Feb. 13: In Gaza, missile-firing Israeli helicopters assassinated Massoud Ayyad, a member of Fatah’s elite Force 17 unit.
• National Security Agency director Gen. Mike Hayden said Saudi dissident Osama bin Laden was able to arrange the near-simultaneous bombings of U.S. embassies in East Africa because he had “better [communications] technology” than the U.S.
Feb. 14: Israel reimposed a total closure on the West Bank and Gaza Strip after Palestinian bus driver Khalil Abu Olbeh crashed his bus into a crowd of Israeli soldiers and civilians at a bus stop in Azur, south of Tel Aviv, killing seven soldiers and a female civilian and injuring 20 people.
• While urging President Arafat to try and curb violent acts, Secretary of State Colin Powell expressed his opposition to Israel’s “targeted killings” of Palestinians.
Feb. 15: Former Israeli Prime Minister Ehud Barak agreed to join the Sharon cabinet as defense minister.
Feb. 16: Two dozen U.S. and British warplanes attacked five Iraqi air defense sites near Baghdad, killing two civilians and wounding more than 20, in what President Bush described as a “routine” measure to ensure the safety of pilots enforcing the southern “no-fly” zone.
• Following a Hezbollah ambush of an Israeli army convoy in the still-occupied Shebaa Farms region of southern Lebanon, in which one Israeli soldier was killed and one wounded, Israeli artillery, tanks and helicopter gunships bombarded the region for more than an hour.
Feb. 17: As Iraq vowed to retaliate for the U.S. and British airstrikes, U.S. allies including France and Turkey, along with Russia, China and the Arab League, criticized the attacks.
• Afghanistan’s ruling Taliban militia said it had recaptured the key central city of Bamiyan.
Feb. 18: Yemeni President Ali Abdallah Saleh said two more suspects had been arrested in the bombing of the USS Cole, but that no evidence linked exiled Saudi dissident Osama bin Laden to the attack.
• As an Egyptian trade delegation landed in Baghdad, Iraq said it had fired on U.S. and British warplanes patroling the “no-fly” zones.
• Saudi Interior Minister Prince Nayef confirmed that three Americans were being questioned about bombings in Riyadh and Khobar which killed one Briton and injured five people.
Feb. 19: Israeli soldiers assassinated leading Hamas activist Mahmoud Madani as he was walking from a mosque in the Balata refugee camp to a nearby grocery store.
• On the first day of public hearings into the killings of 13 Arab Israeli citizens in October clashes, an Israeli policeman testified that he had been ordered to fire without warning on Arab demonstrators from a distance of 15 yards.
• As the U.S. and Israel began a joint Patriot missile exercise that recalled the 1991 Gulf war, thousands of Iraqis marched for a second day to protest the latest U.S. and British airstrikes.
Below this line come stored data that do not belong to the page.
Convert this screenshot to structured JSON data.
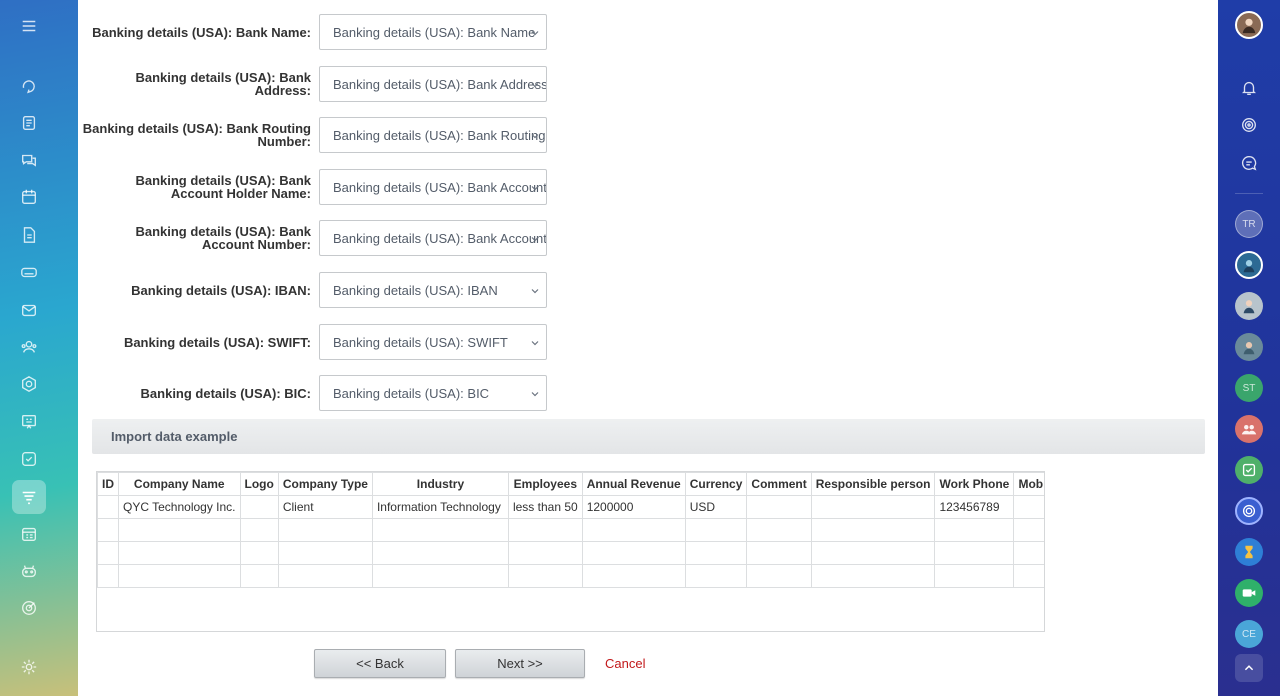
{
  "form_rows": [
    {
      "label": "Banking details (USA): Bank Name:",
      "value": "Banking details (USA): Bank Name"
    },
    {
      "label": "Banking details (USA): Bank Address:",
      "value": "Banking details (USA): Bank Address"
    },
    {
      "label": "Banking details (USA): Bank Routing Number:",
      "value": "Banking details (USA): Bank Routing Number"
    },
    {
      "label": "Banking details (USA): Bank Account Holder Name:",
      "value": "Banking details (USA): Bank Account Holder Name"
    },
    {
      "label": "Banking details (USA): Bank Account Number:",
      "value": "Banking details (USA): Bank Account Number"
    },
    {
      "label": "Banking details (USA): IBAN:",
      "value": "Banking details (USA): IBAN"
    },
    {
      "label": "Banking details (USA): SWIFT:",
      "value": "Banking details (USA): SWIFT"
    },
    {
      "label": "Banking details (USA): BIC:",
      "value": "Banking details (USA): BIC"
    }
  ],
  "example": {
    "title": "Import data example",
    "columns": [
      "ID",
      "Company Name",
      "Logo",
      "Company Type",
      "Industry",
      "Employees",
      "Annual Revenue",
      "Currency",
      "Comment",
      "Responsible person",
      "Work Phone",
      "Mob"
    ],
    "rows": [
      [
        "",
        "QYC Technology Inc.",
        "",
        "Client",
        "Information Technology",
        "less than 50",
        "1200000",
        "USD",
        "",
        "",
        "123456789",
        ""
      ],
      [
        "",
        "",
        "",
        "",
        "",
        "",
        "",
        "",
        "",
        "",
        "",
        ""
      ],
      [
        "",
        "",
        "",
        "",
        "",
        "",
        "",
        "",
        "",
        "",
        "",
        ""
      ],
      [
        "",
        "",
        "",
        "",
        "",
        "",
        "",
        "",
        "",
        "",
        "",
        ""
      ]
    ]
  },
  "buttons": {
    "back": "<< Back",
    "next": "Next >>",
    "cancel": "Cancel"
  },
  "right_sidebar": {
    "avatar_initials_1": "TR",
    "avatar_initials_2": "ST",
    "avatar_initials_3": "CE"
  },
  "left_sidebar_icons": [
    "menu-icon",
    "feed-icon",
    "tasks-icon",
    "chat-icon",
    "calendar-icon",
    "documents-icon",
    "drive-icon",
    "mail-icon",
    "contacts-icon",
    "workgroups-icon",
    "sites-icon",
    "tasks-check-icon",
    "crm-icon",
    "schedule-icon",
    "automation-icon",
    "target-icon",
    "settings-icon"
  ],
  "colors": {
    "cancel": "#c2191b",
    "right_sidebar": "#21339a"
  }
}
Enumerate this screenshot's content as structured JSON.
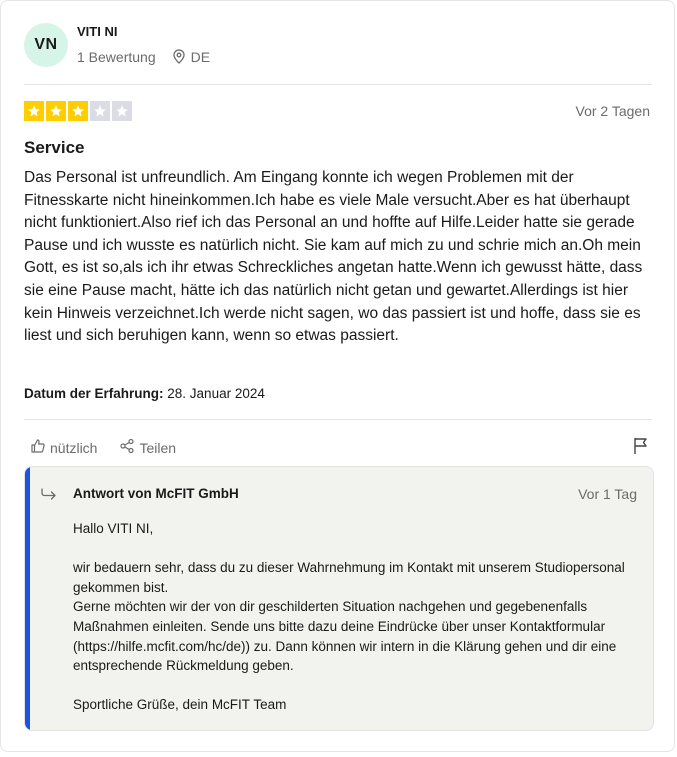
{
  "reviewer": {
    "initials": "VN",
    "name": "VITI NI",
    "review_count": "1 Bewertung",
    "country": "DE"
  },
  "review": {
    "rating": 3,
    "max_rating": 5,
    "date": "Vor 2 Tagen",
    "title": "Service",
    "text": "Das Personal ist unfreundlich. Am Eingang konnte ich wegen Problemen mit der Fitnesskarte nicht hineinkommen.Ich habe es viele Male versucht.Aber es hat überhaupt nicht funktioniert.Also rief ich das Personal an und hoffte auf Hilfe.Leider hatte sie gerade Pause und ich wusste es natürlich nicht. Sie kam auf mich zu und schrie mich an.Oh mein Gott, es ist so,als ich ihr etwas Schreckliches angetan hatte.Wenn ich gewusst hätte, dass sie eine Pause macht, hätte ich das natürlich nicht getan und gewartet.Allerdings ist hier kein Hinweis verzeichnet.Ich werde nicht sagen, wo das passiert ist und hoffe, dass sie es liest und sich beruhigen kann, wenn so etwas passiert.",
    "experience_label": "Datum der Erfahrung:",
    "experience_date": "28. Januar 2024"
  },
  "actions": {
    "useful_label": "nützlich",
    "share_label": "Teilen"
  },
  "reply": {
    "title": "Antwort von McFIT GmbH",
    "date": "Vor 1 Tag",
    "greeting": "Hallo VITI NI,",
    "paragraph1_line1": "wir bedauern sehr, dass du zu dieser Wahrnehmung im Kontakt mit unserem Studiopersonal gekommen bist.",
    "paragraph1_line2": "Gerne möchten wir der von dir geschilderten Situation nachgehen und gegebenenfalls Maßnahmen einleiten. Sende uns bitte dazu deine Eindrücke über unser Kontaktformular (https://hilfe.mcfit.com/hc/de)) zu. Dann können wir intern in die Klärung gehen und dir eine entsprechende Rückmeldung geben.",
    "signoff": "Sportliche Grüße, dein McFIT Team"
  },
  "colors": {
    "star_on": "#ffce00",
    "star_off": "#dcdce6",
    "reply_accent": "#1c53e0",
    "avatar_bg": "#d6f5e8"
  }
}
Baghdad vowed revenge against Kuwait and Saudi Arabia for abetting the attacks.
• A Human Rights Watch report concluded that the Taliban militia had massacred on Jan. 8 some 300 unarmed Hazaras, a Shi’i minority in Afghanistan, killing men and boys between the ages of 13 and 70.
Feb. 20: Saudi Arabia and Syria issued a joint communique condemning the U.S. and British airstrikes on Baghdad.
• After five days of heated criticism, former Israeli Prime Minister Barak said he would not serve as defense minister in a coalition government.
• The U.N. warned that at least one million Afghan refugees were at risk of famine in Afghanistan and Pakistan.
• Yemeni municipal elections and a constitutional referendum were marred by gunfire and an explosion which left one person dead.
Feb. 21: The Bush administration urged the Israeli government to turn over some $54 million in tax monies collected on behalf of and due the Palestinian Authority.
• The Pentagon disclosed that the majority of the 25 bombs dropped on Baghdad by U.S. warplanes fell an average of more than 100 feet from their “aimpoints.”
Feb. 22: In his first White House news conference, President Bush said the recent attacks on Baghdad were a signal to Iraqi President Saddam Hussain that the U.S. “will remain engaged” in the Middle East.
Feb. 23: Following a series of killings of Shi’i Muslims, Pakistani police arrested Azim Tariq, leader of the militant Sunni group Sipah-e-Sahaba.
• Post-election violence in Yemen claimed another five lives, bringing the toll to 23.
Feb. 24: On his first official trip abroad, Secretary of State Colin Powell flew to Cairo, where he met with Russian Foreign Minister Igor Ivanov and Egyptian President Hosni Mubarak and said he was open to advice on how to force Iraq to abandon its weapons programs.
Feb. 25: In Jerusalem, Secretary of State Powell met with Israeli Prime Minister-elect Sharon, following a meeting the previous evening with outgoing Prime Minister Barak and before traveling to Ramallah to meet with Palestinian President Arafat. Saying that “the relationship between the U.S. and Israel is unbreakable,” Powell urged Israel to lift its siege of the West Bank and Gaza Strip and for both sides to end the current violence. He then flew to Kuwait, where he took part in 10th anniversary Gulf war celebrations.
Feb. 26: A State Department spokesman said the U.S. favored eliminating many of the economic sanctions against Iraq while tightening military sanctions.
• The State Department’s annual human rights report criticized Israel for using “excessive force” against Palestinian demonstrators.
• Following the shooting ambushes of two settlers, leaders of Jewish settlers’ groups called on the Israeli government to assassinate Yasser Arafat.
• After a raucous four-hour debate, Israel’s Labor Party agreed to join the Sharon coalition government on condition it name its own ministers to the alloted positions.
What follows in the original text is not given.